As I recall, this was about the point in my first viewing of Mad Men that I began to get truly frustrated. “Babylon” is significantly better than “5G” in nearly every respect, but I still found myself glancing at the clock during its latter half. Don reconnects with Rachel for help on an ad campaign for Israeli tourism and their discussion of Utopia, the ideal and illusory place, makes a fascinating metaphor for the world of Sterling Cooper. The introduction of Roger and Joan’s relationship and Peggy’s “promotion” to copy writer shows that Don isn’t alone in chasing things that don’t actually exist. It’d be amazing, if only I care about the characters.
“[before we got together] I was so miserable, I was thinking of leaving my wife,” that delightful line from Roger, along with Joan’s understated pain upon hearing it perfectly characterizes their relationship as they each look for something that the other can’t give.
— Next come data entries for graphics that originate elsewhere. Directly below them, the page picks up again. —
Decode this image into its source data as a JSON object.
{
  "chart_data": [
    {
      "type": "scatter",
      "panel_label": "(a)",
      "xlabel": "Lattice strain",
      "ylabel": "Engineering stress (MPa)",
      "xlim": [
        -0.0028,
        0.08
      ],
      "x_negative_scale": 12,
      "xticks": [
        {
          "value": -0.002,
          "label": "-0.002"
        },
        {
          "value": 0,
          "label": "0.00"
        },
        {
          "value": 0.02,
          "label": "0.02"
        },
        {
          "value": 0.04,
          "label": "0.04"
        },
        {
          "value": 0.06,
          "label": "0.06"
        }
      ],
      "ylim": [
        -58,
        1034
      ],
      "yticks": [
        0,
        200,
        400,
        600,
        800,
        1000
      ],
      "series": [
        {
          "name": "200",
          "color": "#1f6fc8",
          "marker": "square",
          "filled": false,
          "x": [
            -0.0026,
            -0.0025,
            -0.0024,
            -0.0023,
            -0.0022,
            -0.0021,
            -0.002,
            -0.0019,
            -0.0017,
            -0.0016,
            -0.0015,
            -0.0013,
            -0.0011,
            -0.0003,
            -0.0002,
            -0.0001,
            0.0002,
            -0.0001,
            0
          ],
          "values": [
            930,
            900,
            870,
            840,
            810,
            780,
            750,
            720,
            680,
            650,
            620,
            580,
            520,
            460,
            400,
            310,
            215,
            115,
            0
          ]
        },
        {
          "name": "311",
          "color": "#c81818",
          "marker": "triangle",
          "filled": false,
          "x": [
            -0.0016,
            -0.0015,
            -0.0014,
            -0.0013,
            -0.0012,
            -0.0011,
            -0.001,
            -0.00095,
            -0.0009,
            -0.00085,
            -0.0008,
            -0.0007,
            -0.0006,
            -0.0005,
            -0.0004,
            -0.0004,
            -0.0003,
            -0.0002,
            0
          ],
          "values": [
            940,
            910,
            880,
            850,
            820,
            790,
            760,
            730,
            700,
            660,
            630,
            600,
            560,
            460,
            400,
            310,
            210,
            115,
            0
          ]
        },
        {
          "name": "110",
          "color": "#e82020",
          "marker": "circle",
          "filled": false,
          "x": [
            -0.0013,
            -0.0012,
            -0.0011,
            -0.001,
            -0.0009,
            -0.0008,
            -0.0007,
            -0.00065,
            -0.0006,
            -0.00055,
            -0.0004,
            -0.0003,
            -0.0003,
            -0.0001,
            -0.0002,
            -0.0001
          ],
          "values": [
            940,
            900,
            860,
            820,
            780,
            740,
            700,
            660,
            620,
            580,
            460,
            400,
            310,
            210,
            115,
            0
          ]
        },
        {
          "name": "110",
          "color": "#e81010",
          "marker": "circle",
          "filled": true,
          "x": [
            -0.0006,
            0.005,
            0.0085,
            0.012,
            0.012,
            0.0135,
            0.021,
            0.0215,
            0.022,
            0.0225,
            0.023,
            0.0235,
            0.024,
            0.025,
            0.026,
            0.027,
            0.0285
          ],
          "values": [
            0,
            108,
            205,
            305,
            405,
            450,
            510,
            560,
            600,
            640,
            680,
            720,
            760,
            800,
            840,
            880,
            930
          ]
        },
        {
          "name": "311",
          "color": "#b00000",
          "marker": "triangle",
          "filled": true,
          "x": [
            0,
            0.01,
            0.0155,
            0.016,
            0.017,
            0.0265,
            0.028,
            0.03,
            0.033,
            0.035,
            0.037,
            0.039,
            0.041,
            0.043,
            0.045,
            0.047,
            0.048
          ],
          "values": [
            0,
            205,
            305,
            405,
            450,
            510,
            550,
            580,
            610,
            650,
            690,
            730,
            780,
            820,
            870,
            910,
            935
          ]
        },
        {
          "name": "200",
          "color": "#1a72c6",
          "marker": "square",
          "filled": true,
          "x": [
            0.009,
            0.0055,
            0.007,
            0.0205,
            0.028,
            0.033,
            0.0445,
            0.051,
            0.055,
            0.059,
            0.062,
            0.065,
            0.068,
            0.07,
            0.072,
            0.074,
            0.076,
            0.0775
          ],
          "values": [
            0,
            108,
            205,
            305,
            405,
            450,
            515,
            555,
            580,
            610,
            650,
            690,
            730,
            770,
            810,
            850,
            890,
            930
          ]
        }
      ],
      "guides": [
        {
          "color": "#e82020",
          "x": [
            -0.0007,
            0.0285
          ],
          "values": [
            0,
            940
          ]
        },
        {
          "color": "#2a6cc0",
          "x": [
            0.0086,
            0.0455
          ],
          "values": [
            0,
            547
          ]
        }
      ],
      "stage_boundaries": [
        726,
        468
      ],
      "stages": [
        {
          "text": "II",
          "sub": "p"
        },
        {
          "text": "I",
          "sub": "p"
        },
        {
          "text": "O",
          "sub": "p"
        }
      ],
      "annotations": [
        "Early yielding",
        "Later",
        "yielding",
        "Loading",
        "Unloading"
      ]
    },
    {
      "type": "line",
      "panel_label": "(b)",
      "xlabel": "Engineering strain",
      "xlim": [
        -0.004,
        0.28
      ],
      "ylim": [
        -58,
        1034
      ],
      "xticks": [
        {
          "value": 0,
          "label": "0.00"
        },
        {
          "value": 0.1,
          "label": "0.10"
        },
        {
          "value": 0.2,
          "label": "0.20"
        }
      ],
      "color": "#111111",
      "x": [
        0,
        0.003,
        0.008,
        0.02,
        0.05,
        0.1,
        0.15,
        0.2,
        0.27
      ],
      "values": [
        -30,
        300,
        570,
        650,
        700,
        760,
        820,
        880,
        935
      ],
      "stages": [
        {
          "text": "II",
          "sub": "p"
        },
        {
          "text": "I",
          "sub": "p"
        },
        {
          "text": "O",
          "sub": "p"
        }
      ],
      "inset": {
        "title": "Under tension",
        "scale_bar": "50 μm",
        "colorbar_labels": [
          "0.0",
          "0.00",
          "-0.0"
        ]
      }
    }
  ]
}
Roger’s version of commitment is for her to give up her life outside of him, but his callous self-absorption is frustrated by her feigned indifference. While Joan insists that she’s having too much fun to become Roger’s kept woman, the subtleties of Christina Hendricks’ performance let us know there’s more going on here. Her resistance to his plan is as much about wanting more from him as it about wanting fun elsewhere. In the end, these two simply want something that the other can’t give.
Peggy’s also looking for something that’s not there in a career at Sterling Cooper. Her feedback during a panel on cosmetics is so impressive that she’s given the opportunity to write copy. As exciting as this is for our starry-eyed Miss Olsen, the reality is far removed from her hopes. I’m not talking about the fact that he promotion comes with more work for the same pay (although that’s bad enough), I’m talking about the fact that it comes just after we’ve seen the boys of Sterling Cooper at their worst. The observation of the research panel kicks the sexism up two notches and, even as they recognize her talent, the men can’t help but demean Peggy, “It’s like watching a dog play the piano.” This agency isn’t the place for Peggy to have aspirations.
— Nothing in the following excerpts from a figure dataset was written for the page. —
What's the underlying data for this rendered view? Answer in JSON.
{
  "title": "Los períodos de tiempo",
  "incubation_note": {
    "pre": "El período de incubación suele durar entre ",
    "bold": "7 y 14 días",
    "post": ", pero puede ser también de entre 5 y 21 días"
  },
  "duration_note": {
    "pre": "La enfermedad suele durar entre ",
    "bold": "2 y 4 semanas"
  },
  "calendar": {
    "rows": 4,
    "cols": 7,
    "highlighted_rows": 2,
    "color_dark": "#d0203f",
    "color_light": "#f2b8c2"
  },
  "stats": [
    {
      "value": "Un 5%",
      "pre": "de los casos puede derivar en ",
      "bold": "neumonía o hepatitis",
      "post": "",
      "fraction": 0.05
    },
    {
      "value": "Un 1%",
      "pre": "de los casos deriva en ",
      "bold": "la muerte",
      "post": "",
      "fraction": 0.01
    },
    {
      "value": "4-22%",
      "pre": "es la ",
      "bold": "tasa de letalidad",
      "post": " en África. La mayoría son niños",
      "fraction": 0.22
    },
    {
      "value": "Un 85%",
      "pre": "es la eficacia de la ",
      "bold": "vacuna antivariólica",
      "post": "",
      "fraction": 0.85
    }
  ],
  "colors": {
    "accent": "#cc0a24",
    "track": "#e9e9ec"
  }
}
Finally, we’ve got Don in his never ending quest to have it all. His illusions aren’t limited to the realm of Sterling Cooper, but encompass his entire life. The episode opens with a rather on the on-the-nose metaphor about Don’s home life coming crashing down and then the series’ first flashback gives us a glimpse of the “real” Dick Whitman. I think that this is also the first time that all three of Don’s love interests have appeared in the same episode as he has a meeting with Rachel and a liaison with Midge. It’s all part of the balancing act Don showed us in the opening scene with the breakfast tray, and we know that a fall is coming. Not only is the Don personae itself a lie, but so are the things he aspires to.
Christina Hendricks really was great throughout this episode, her interactions with Peggy being every bit as engaging as those with Roger.
The illusory ideal also works as a metaphor for the whole enterprise of advertising.
Peggy’s quiet observation while the other women get frenzied over the cosmetics was pretty great, particularly with the men initially not understanding it.
As I said at the outset, this episode left me cold in spite of all the excellent stuff going on. The finally image was particularly great as Joan, carrying her unwanted bird, stands well apart from Roger as they wait for separate cabs. And still, I found myself thinking “what a great image” rather than having any sort of emotional response.